A Confession

This feels like a confession so I’ll just say it plainly: I am not yet in love with Owen. I could lie. I could say I fell in love when I saw him emerge with his vernix sheen. And I swear (with my hand on my heart) I believe in love at first sight. It happened to me before—twenty-three years ago, to be precise, on the first day of my sophomore year at Wissahickon, when I turned a corner and glimpsed for the first time my future wife, Karen Magowan.

But I did not fall in love with Owen—or Ella, for that matter—at first sight. Perhaps a mother’s love is immediate. Perhaps a father falls in love in fits and starts. When Karen wakes at three in the morning to nurse Owen, I wake too, but not with her sense of serenity. Nursing in the middle of the night, she smiles with a radiance not unlike the happily drugged. She likes the night light. I hate it. So a bit dazed, a bit annoyed, I throw my t-shirt over my face, try to ignore Owen’s glugging, Karen’s wakefulness: her iPhone glow, her feet rubbing together.

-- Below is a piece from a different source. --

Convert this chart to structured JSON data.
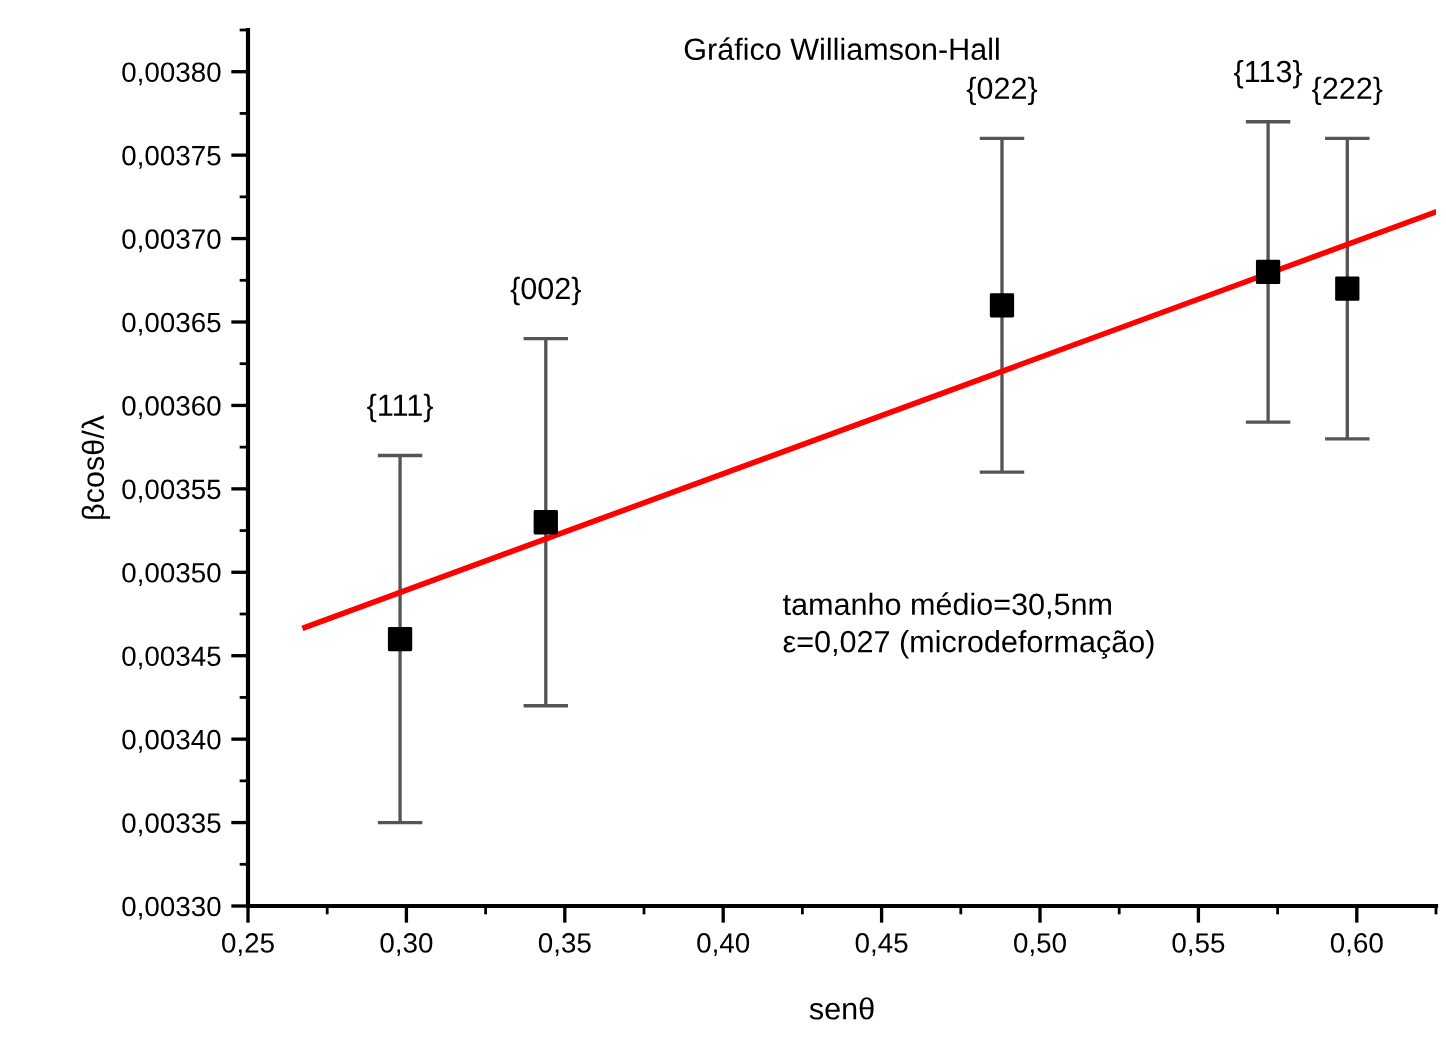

Thankfully, I’ve been through this before. Looking at Ella now, I can scarcely fathom a time when the mere thought of her did not mobilize my senses.

Everything for her, I think and feel. And her mother. Karen—who I miss now in my selfish way. Karen—the women I’d share a bed with, alone if not for Owen.

 And everything for Ella’s brother, Owen, I suppose I should say.

Fits and starts. At least this is my experience.

Or perhaps this is my own preposterous flaw. I’m hesitant to Google it. I’d hate to discover I’m a monster.

In my defense, I can pinpoint my most recent fit. This morning I put Owen in the nook of my arm and whispered in his ear, “Relax, son.” It was the first time I had addressed him so: son. He was crying, as he does, with his breathtaking lip quiver. Or so it felt to me: breathtaking. So I whispered again (with my hand on my heart), “Relax, son. Daddy loves you.” And who knows, perhaps I was telling the truth—in a way I do not yet understand.